The FDA said it cancelled a meeting of 1 of its advisory panels that was scheduled to review the pre-market approval bid for the organ preservation device made by TransMedics.
The FDA’s Gastroenterology & Urology Devices panel was slated to meet Nov. 18 to discuss Andover, Mass.-based TransMedics’ PMA bid for its Organ Care System, which is designed to perfuse a donor heart with warm, oxygenated blood and monitor its status until transplantation.
But the FDA said today that the meeting is cancelled, without providing a reason.
“FDA has determined that an advisory committee is no longer needed to discuss the premarket approval application for the TransMedics Organ Care System,” a spokeswoman for the federal safety watchdog told MassDevice.com via email today.
TransMedics is seeking an indication for “a portable, ex vivo organ perfusion system intended to preserve a donor heart in a near-normothermic and beating state from retrieval until the eventual transplantation into a suitable recipient,” the federal safety watchdog said. Although it’s not bound by advisory panel recommendations, the FDA often follows their lead in its decisions.

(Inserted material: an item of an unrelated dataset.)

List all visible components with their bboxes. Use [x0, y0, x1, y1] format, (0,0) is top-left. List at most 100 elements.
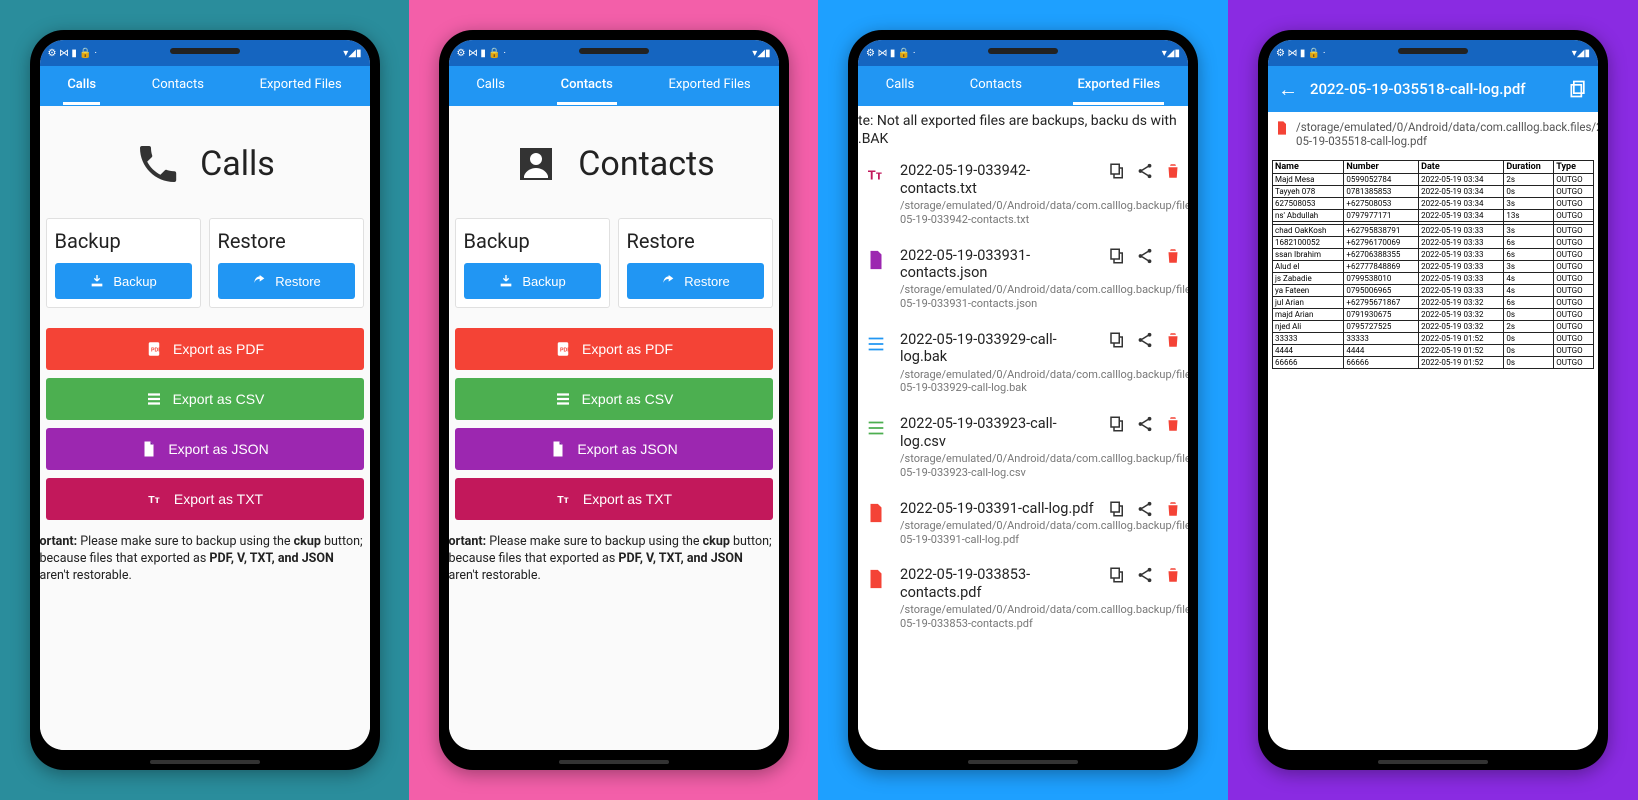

In July, The Lancet published results from the Proceed II study of 130 heart transplant patients, who were randomized to receiving hearts preserved with the OCS or via cold static storage. The TransMedics device came up non-inferior for the trial’s primary endpoint of 30 day patient and graft survival compared with traditional cold storage (94% vs. 97%).
In a Lancet editorial, the authors pointed out that 5 donor hearts in the Proceed II OCS arm were found unacceptable for transplant and discarded, meaning they were also excluded from the recipient outcome-focused study – which could cut both ways.
“The investigators suggest that the Organ Care System was able to identify pathologically abnormal hearts, and that potential recipients of these hearts were spared exposure to suboptimum organs,” they wrote, noting that the OCS would be considered inferior if the endpoint were adequacy of myocardial protection and donor heart utilization “because hearts that were initially deemed acceptable for transplantation were ultimately not implanted.”
“Importantly, the pathological abnormalities identified in these hearts do not necessarily represent non-viability,” they wrote. “Therefore, if these hearts had been allocated to patients in the cold static storage group, they might well have been transplanted with a successful outcome.”
TransMedics raised $20 million over the summer for the OCS device.